Bu türlü olanaksızlıklar sadece İsmail’lere özgü değildi, kuşkusuz. Köyde koşullar herkes için aynıydı. İsmail’ler bu koşullard alınabilecek verimin azamisini elde etme azmini göstermişlerdi. Onların koyunları vardı. Sıdıka onları sağar, ve sütün damlasını ziyan atmeden işler; yağ, peynir, yoğurt yapar, kışlık ihtiyaçlarını temin ederdi. Sıdıka kumrala yakın, alımlı ve de oldukça tutumlu bir ev kadınıydı.
Sıdıka 1950 li yıllarda birgün hastalanmış ve Sivrihisar’daki doktorlar tarafından Ankara’ya havale edilmişti. Kocası, Sıdıka’yı Ankara’ya getirmiş ve bana misafir olmuşlardı. Birlikte doktor bulduk. Gerekli tıbbi müdahaleler yapıldıktan sonra Sıdıka iyileşerek evine dönmüştü.

Bu çiftin üç çocuğundan Fethi babasına, Metin annesine çekmiş, Şükran’I değerlendiremiyorum. O muhtemelen dedesi Süleyman tarafına çekmişti.







Resim 13 – Sıdıka’nın hastalığı nedeniyle gelinen Ankara da Ulus meydanında Atatürk heykelinin önünde çekilmiş resim. Soldan sağa: Gülsüm ve Fevzi Karaca ile İsmail ve Sıdıka Eroğlu.27.11.1951.(İ.Karaca’nın albümünden)

Baba İsmail Eroğlu, ilk oğlu dünyaya geldiğinde adını, Yavşan’I fethetsin diye Fethi koyduğu rivayet edilir. Çünkü onda sonsuz bir ihtiras vardı. Zeki olmakla birlikte, muhalif hatta asi bir tabiatı olan İsmail ileri görüşlüydü. Birgün eşi ile aralarında şu konuşma geçer:
-Hanım, şöyle dünyanın haline bakıyorum da biz gidişatın gerisinde kalıyoruz, gibi geliyor bana.
-Yani biz geri mi kaldık demek istiyorsun
-Lafı çocuklara getirmek istiyorun.
-Nesi var çocukların?
-Sen çocuklarının da yarınlarda tralada, bahçede senin gibi çalışabileceklerine inanıyormusun?


Ne çocukların, ne de gelinlerin senin ve benim kadar çalışabilirler.

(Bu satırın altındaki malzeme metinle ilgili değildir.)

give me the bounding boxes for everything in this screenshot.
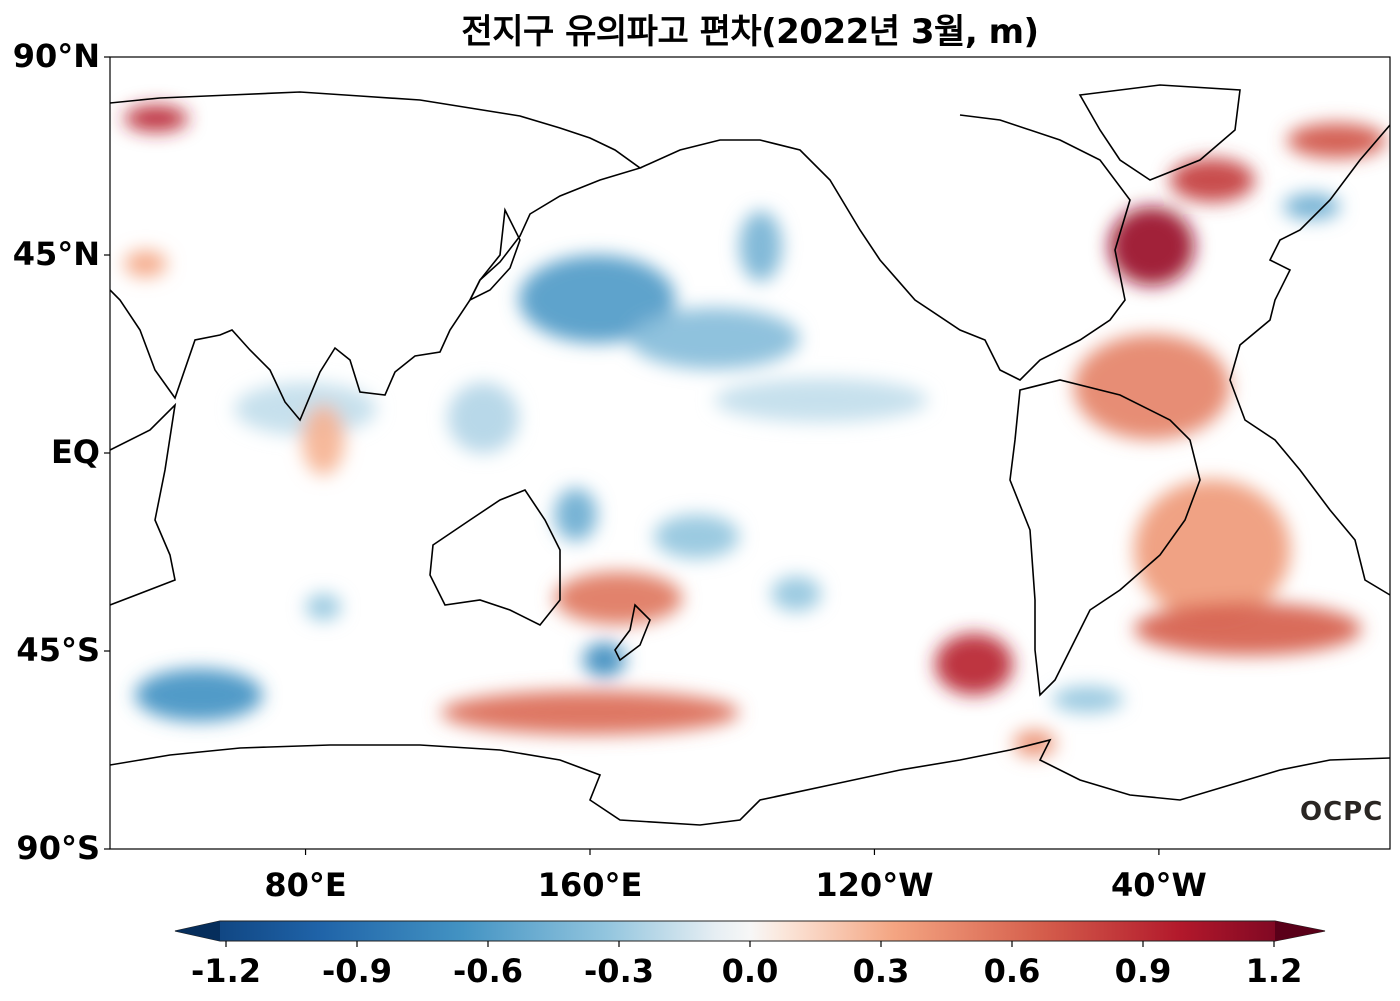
anomaly-region: [302, 404, 345, 475]
colorbar-tick-label: -1.2: [191, 952, 261, 990]
colorbar-tick-label: -0.3: [584, 952, 654, 990]
anomaly-region: [739, 211, 783, 282]
anomaly-region: [934, 633, 1014, 695]
x-tick-label: 160°E: [537, 866, 643, 904]
anomaly-region: [1286, 123, 1387, 159]
y-tick-label: 45°N: [12, 235, 100, 273]
coastline-antarctica: [110, 738, 1390, 826]
anomaly-region: [554, 488, 598, 541]
y-tick-label: 90°S: [16, 829, 100, 867]
coastline-australia: [429, 489, 561, 627]
colorbar: [174, 920, 1326, 947]
anomaly-region: [654, 514, 740, 559]
chart-title: 전지구 유의파고 편차(2022년 3월, m): [461, 12, 1039, 52]
colorbar-tick-label: 0.0: [721, 952, 779, 990]
colorbar-tick-label: 0.6: [983, 952, 1041, 990]
colorbar-extend-min: [175, 921, 220, 941]
x-tick-label: 80°E: [264, 866, 347, 904]
coastline-japan: [468, 207, 521, 302]
anomaly-region: [1073, 334, 1231, 440]
colorbar-extend-max: [1275, 921, 1325, 941]
anomaly-region: [714, 378, 928, 423]
x-tick-label: 120°W: [815, 866, 934, 904]
anomaly-region: [1109, 206, 1195, 286]
anomaly-region: [1169, 158, 1255, 203]
anomaly-region: [1134, 479, 1291, 621]
anomaly-region: [1052, 686, 1124, 713]
anomaly-region: [1134, 602, 1362, 656]
anomaly-region: [1283, 193, 1341, 220]
coastline-new-zealand: [614, 603, 651, 662]
colorbar-tick-label: 0.9: [1114, 952, 1172, 990]
colorbar-ticks: [225, 941, 1275, 947]
coastline-europe-africa: [1229, 124, 1390, 596]
anomaly-region: [440, 690, 740, 735]
anomaly-region: [629, 307, 800, 370]
anomaly-region: [771, 576, 822, 612]
coastline-north-america: [639, 114, 1131, 381]
anomaly-field: [124, 105, 1387, 757]
coastline-greenland: [1078, 84, 1241, 181]
anomaly-region: [518, 255, 676, 343]
colorbar-tick-label: -0.9: [322, 952, 392, 990]
anomaly-region: [124, 250, 167, 277]
axis-ticks: [104, 56, 1160, 855]
anomaly-region: [447, 382, 519, 453]
anomaly-region: [134, 668, 263, 722]
y-tick-label: EQ: [50, 433, 100, 471]
colorbar-tick-label: 1.2: [1245, 952, 1303, 990]
anomaly-region: [124, 105, 189, 132]
y-tick-label: 90°N: [12, 37, 100, 75]
ocpc-logo: OCPC: [1300, 797, 1384, 827]
colorbar-body: [174, 920, 1326, 942]
y-tick-label: 45°S: [16, 631, 100, 669]
coastlines: [110, 84, 1390, 826]
x-tick-label: 40°W: [1110, 866, 1207, 904]
coastline-africa: [110, 402, 177, 606]
coastline-south-america: [1009, 379, 1201, 697]
anomaly-region: [554, 571, 683, 625]
colorbar-tick-label: 0.3: [852, 952, 910, 990]
anomaly-region: [305, 593, 342, 621]
colorbar-tick-label: -0.6: [453, 952, 523, 990]
coastline-eurasia: [110, 91, 642, 422]
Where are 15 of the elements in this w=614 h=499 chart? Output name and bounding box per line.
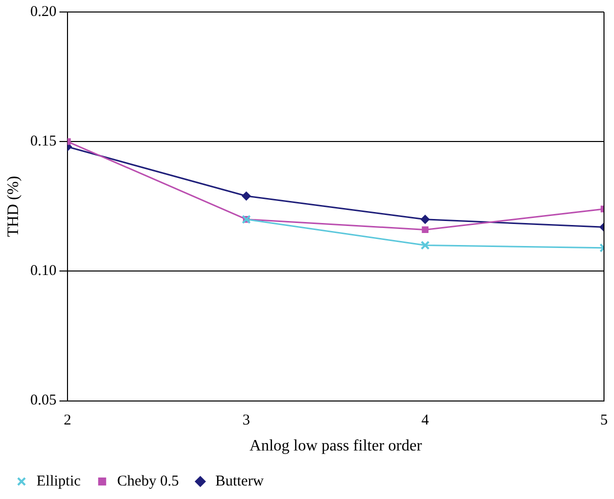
y-tick-label: 0.05: [30, 392, 56, 409]
x-axis-title: Anlog low pass filter order: [250, 438, 423, 455]
y-axis-title: THD (%): [4, 176, 22, 237]
y-tick-label: 0.15: [30, 134, 56, 150]
point: [420, 240, 430, 250]
point: [422, 226, 428, 234]
legend-label: Elliptic: [36, 473, 81, 490]
x-tick-label: 3: [242, 412, 250, 429]
legend-label: Cheby 0.5: [117, 473, 179, 490]
y-tick-label: 0.10: [30, 263, 56, 280]
y-tick-label: 0.20: [30, 4, 56, 20]
x-tick-label: 4: [421, 412, 430, 429]
x-tick-label: 5: [600, 412, 608, 429]
x-tick-label: 2: [64, 412, 72, 429]
legend-label: Butterw: [215, 473, 264, 490]
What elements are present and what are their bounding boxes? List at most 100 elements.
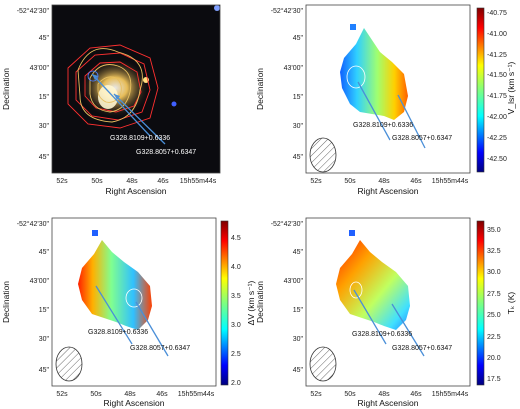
- svg-text:22.5: 22.5: [487, 334, 501, 341]
- svg-text:15h55m44s: 15h55m44s: [180, 178, 217, 185]
- svg-text:45": 45": [293, 249, 304, 256]
- svg-text:-41.25: -41.25: [487, 52, 507, 59]
- svg-text:30": 30": [39, 123, 50, 130]
- svg-text:25.0: 25.0: [487, 312, 501, 319]
- svg-text:48s: 48s: [126, 178, 138, 185]
- panel-d-label-1: G328.8109+0.6336: [352, 331, 412, 338]
- svg-text:30": 30": [39, 336, 50, 343]
- svg-text:45": 45": [293, 35, 304, 42]
- panel-a-arrow: [91, 73, 151, 137]
- panel-b-label-1: G328.8109+0.6336: [353, 122, 413, 129]
- svg-text:15": 15": [293, 94, 304, 101]
- svg-text:45": 45": [293, 367, 304, 374]
- panel-c-label-1: G328.8109+0.6336: [88, 329, 148, 336]
- svg-text:-52°42'30": -52°42'30": [17, 220, 50, 228]
- svg-text:48s: 48s: [124, 391, 136, 398]
- panel-a-emission: [80, 58, 150, 118]
- panel-a-core: [98, 85, 118, 109]
- svg-text:43'00": 43'00": [30, 65, 50, 72]
- svg-text:-42.50: -42.50: [487, 156, 507, 163]
- panel-a-ylabel: Declination: [1, 68, 11, 110]
- panel-c-map-patch: [92, 230, 98, 236]
- svg-text:-42.00: -42.00: [487, 114, 507, 121]
- svg-text:3.0: 3.0: [231, 322, 241, 329]
- svg-text:15h55m44s: 15h55m44s: [178, 391, 215, 398]
- svg-text:27.5: 27.5: [487, 291, 501, 298]
- svg-text:32.5: 32.5: [487, 248, 501, 255]
- panel-b-map-patch: [350, 24, 356, 30]
- panel-b-label-2: G328.8057+0.6347: [392, 135, 452, 142]
- panel-b-map: [340, 28, 408, 120]
- svg-text:2.0: 2.0: [231, 380, 241, 387]
- svg-text:17.5: 17.5: [487, 376, 501, 383]
- panel-a-arrow: [113, 93, 166, 145]
- svg-text:-40.75: -40.75: [487, 10, 507, 17]
- svg-text:15h55m44s: 15h55m44s: [432, 178, 469, 185]
- svg-text:-41.75: -41.75: [487, 93, 507, 100]
- panel-c-colorbar: [220, 220, 229, 386]
- panel-d-colorbar: [476, 220, 485, 386]
- panel-a-yticks: -52°42'30" 45" 43'00" 15" 30" 45": [17, 7, 50, 161]
- svg-text:15h55m44s: 15h55m44s: [432, 391, 469, 398]
- svg-text:30": 30": [293, 123, 304, 130]
- svg-text:-52°42'30": -52°42'30": [271, 7, 304, 15]
- panel-c-beam: [55, 346, 83, 382]
- svg-text:46s: 46s: [410, 178, 422, 185]
- svg-text:15": 15": [39, 307, 50, 314]
- svg-text:46s: 46s: [156, 391, 168, 398]
- panel-a-xticks: 52s 50s 48s 46s 15h55m44s: [56, 178, 216, 185]
- svg-text:30": 30": [293, 336, 304, 343]
- panel-b-beam: [309, 137, 337, 173]
- svg-text:30.0: 30.0: [487, 269, 501, 276]
- svg-text:45": 45": [39, 249, 50, 256]
- panel-d-colorbar-ticks: 35.0 32.5 30.0 27.5 25.0 22.5 20.0 17.5: [487, 227, 501, 383]
- panel-d-xticks: 52s 50s 48s 46s 15h55m44s: [310, 391, 468, 398]
- svg-text:-41.50: -41.50: [487, 72, 507, 79]
- panel-c-arrow: [135, 301, 169, 357]
- panel-a-contours-red: [67, 44, 159, 129]
- panel-a: G328.8109+0.6336 G328.8057+0.6347 -52°42…: [1, 4, 221, 196]
- panel-d-xlabel: Right Ascension: [358, 398, 419, 408]
- svg-text:48s: 48s: [378, 391, 390, 398]
- svg-text:15": 15": [39, 94, 50, 101]
- svg-text:15": 15": [293, 307, 304, 314]
- svg-text:-42.25: -42.25: [487, 135, 507, 142]
- panel-b-colorbar-ticks: -40.75 -41.00 -41.25 -41.50 -41.75 -42.0…: [487, 10, 507, 163]
- svg-text:45": 45": [39, 35, 50, 42]
- panel-d: G328.8109+0.6336 G328.8057+0.6347 -52°42…: [255, 217, 516, 408]
- panel-c-arrow: [95, 285, 133, 345]
- panel-b-xlabel: Right Ascension: [358, 186, 419, 196]
- svg-text:45": 45": [39, 367, 50, 374]
- svg-text:35.0: 35.0: [487, 227, 501, 234]
- svg-text:2.5: 2.5: [231, 351, 241, 358]
- panel-c-ylabel: Declination: [1, 281, 11, 323]
- panel-d-ylabel: Declination: [255, 281, 265, 323]
- panel-c-colorbar-label: ΔV (km s⁻¹): [246, 281, 256, 326]
- svg-text:-52°42'30": -52°42'30": [271, 220, 304, 228]
- svg-text:20.0: 20.0: [487, 355, 501, 362]
- panel-c-map: [78, 240, 152, 330]
- panel-c-xticks: 52s 50s 48s 46s 15h55m44s: [56, 391, 214, 398]
- panel-a-arrowhead: [92, 74, 98, 80]
- svg-text:43'00": 43'00": [284, 278, 304, 285]
- panel-b: G328.8109+0.6336 G328.8057+0.6347 -52°42…: [255, 4, 516, 196]
- panel-c: G328.8109+0.6336 G328.8057+0.6347 -52°42…: [1, 217, 256, 408]
- panel-a-star: [171, 101, 177, 107]
- panel-b-arrow: [357, 81, 391, 141]
- svg-text:-41.00: -41.00: [487, 31, 507, 38]
- panel-b-colorbar-label: V_lsr (km s⁻¹): [506, 62, 516, 115]
- panel-b-yticks: -52°42'30" 45" 43'00" 15" 30" 45": [271, 7, 304, 161]
- panel-d-beam: [309, 346, 337, 382]
- panel-a-xlabel: Right Ascension: [106, 186, 167, 196]
- panel-d-marker: [349, 281, 363, 299]
- panel-d-arrow: [391, 303, 425, 357]
- svg-text:43'00": 43'00": [284, 65, 304, 72]
- panel-c-marker: [125, 288, 143, 308]
- panel-d-map-patch: [349, 230, 355, 236]
- svg-text:45": 45": [39, 154, 50, 161]
- panel-d-colorbar-label: Tₖ (K): [506, 292, 516, 315]
- panel-a-label-2: G328.8057+0.6347: [136, 149, 196, 156]
- panel-a-label-1: G328.8109+0.6336: [110, 135, 170, 142]
- panel-d-label-2: G328.8057+0.6347: [392, 345, 452, 352]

Kimse bizim çalıştığımız kadar çalışamaz. Bu kadar hırsla çalıştıkta zengin mi olduk? Ne var elde avuçta. Çektiğimiz zorluklarda çabası
-Haklısın. Kimse bizim kadar çalışamaz. Ne yapmak istiyorsun?
-Ben diyorum ki, çocukları okutalım. Bak Fevzi ağabey, Tabak Ahmet ağabey, Tevfik ağabey çocuklarını okutuyorlar. Öyleyse işin doğrusu budur.
-Adam, sen akıllısın. İleriyi görürsün. O zaman ben onlara gelin olarak şehir kızı alırım.

Bu karar yaşama geçirildi. Fethi Sağlık Okuluna girdi ve Sağlıkçı olurken, Metin tekniker oldu. Her ikisi de şehir kızıyla evlenerek, annelerinin isteği de yerine gelmiş oldu.